People who are more physically active report greater levels of excitement and enthusiasm than people who are less physically active, according to Penn State researchers. People also are more likely to report feelings of excitement and enthusiasm on days when they are more physically active than usual.
“You don’t have to be the fittest person who is exercising every day to receive the feel-good benefits of exercise,” said David Conroy, professor of kinesiology. “It’s a matter of taking it one day at a time, of trying to get your activity in, and then there’s this feel-good reward afterwards.”
Conroy added that it often is hard for people to commit to an exercise program because they tend to set longterm rather than short-term goals.
“When people set New Year’s resolutions, they set them up to include the entire upcoming year, but that can be really overwhelming,” he said. “Taking it one day at a time and savoring that feel-good effect at the end of the day might be one step to break it down and get those daily rewards for activity. Doing this could help people be a little more encouraged to stay active and keep up the program they started.”
The researchers asked 190 university students to keep daily diaries of their lived experiences, including free-time physical activity and sleep quantity and quality, as well as their mental states, including perceived stress and feeling states. Participants were instructed to record only those episodes of physical activity that occurred for at least 15 minutes and to note whether the physical activity was mild, moderate or vigorous. Participants returned their diaries to the researchers at the end of each day for a total of eight days. The researchers published their results in the current issue of the Journal of Sport and Exercise Psychology.
According to Amanda Hyde, kinesiology graduate student, the team separated the participants’ feeling states into four categories: pleasant-activated feelings exemplified by excitement and enthusiasm, pleasant-deactivated feelings exemplified by satisfaction and relaxation, unpleasant-activated feelings exemplified by anxiety and anger, and unpleasant-deactivated feelings exemplified by depression and sadness.
“We found that people who are more physically active have more pleasant-activated feelings than people who are less active, and we also found that people have more pleasant-activated feelings on days when they are more physically active than usual,” said Hyde, who noted that the team was able to rule out alternative explanations for the pleasant-activated feelings, such as quality of sleep.
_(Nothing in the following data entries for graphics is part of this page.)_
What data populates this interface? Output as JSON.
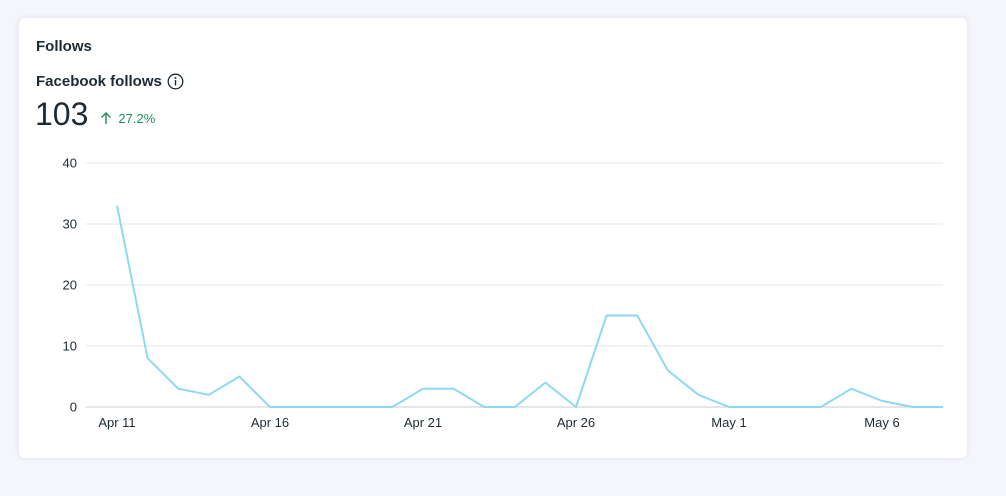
{
  "header": {
    "title": "Follows"
  },
  "metric": {
    "label": "Facebook follows",
    "value": "103",
    "change": "27.2%",
    "info_icon": "info-icon",
    "trend_icon": "arrow-up-icon"
  },
  "colors": {
    "line": "#8fd8f3",
    "grid": "#e1e4e8",
    "axis": "#c9cdd2",
    "positive": "#1a8f5c"
  },
  "chart_data": {
    "type": "line",
    "title": "",
    "xlabel": "",
    "ylabel": "",
    "ylim": [
      0,
      40
    ],
    "yticks": [
      "0",
      "10",
      "20",
      "30",
      "40"
    ],
    "x": [
      "Apr 11",
      "Apr 12",
      "Apr 13",
      "Apr 14",
      "Apr 15",
      "Apr 16",
      "Apr 17",
      "Apr 18",
      "Apr 19",
      "Apr 20",
      "Apr 21",
      "Apr 22",
      "Apr 23",
      "Apr 24",
      "Apr 25",
      "Apr 26",
      "Apr 27",
      "Apr 28",
      "Apr 29",
      "Apr 30",
      "May 1",
      "May 2",
      "May 3",
      "May 4",
      "May 5",
      "May 6",
      "May 7",
      "May 8"
    ],
    "xtick_labels": [
      "Apr 11",
      "Apr 16",
      "Apr 21",
      "Apr 26",
      "May 1",
      "May 6"
    ],
    "series": [
      {
        "values": [
          33,
          8,
          3,
          2,
          5,
          0,
          0,
          0,
          0,
          0,
          3,
          3,
          0,
          0,
          4,
          0,
          15,
          15,
          6,
          2,
          0,
          0,
          0,
          0,
          3,
          1,
          0,
          0
        ]
      }
    ],
    "grid": true,
    "legend": "none"
  }
}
“Our results suggest that not only are there chronic benefits of physical activity, but there are discrete benefits as well. Doing more exercise than you typically do can give you a burst of pleasant-activated feelings. So today, if you want a boost, go do some moderate-to-vigorous intensity exercise.”
Conroy added that most previous studies have looked only at pleasant or unpleasant feelings and paid less attention to the notion of activation.
“Knowing that moderate and vigorous physical activity generates a pleasant-activated feeling, rather than just a pleasant feeling, might help to explain why physical activity is so much more effective for treating depression rather than anxiety,” he said. “People dealing with anxious symptoms don’t need an increase in activation. If anything, they might want to bring it down some. In the future, we plan to look more closely at the effects of physical activity on mental health symptoms.”
Other authors on the paper include Aaron Pincus, professor of psychology, and Nilam Ram, assistant professor of human development and family studies and of psychology.
National Institute on Aging and the Penn State Social Science Research Institute funded this research.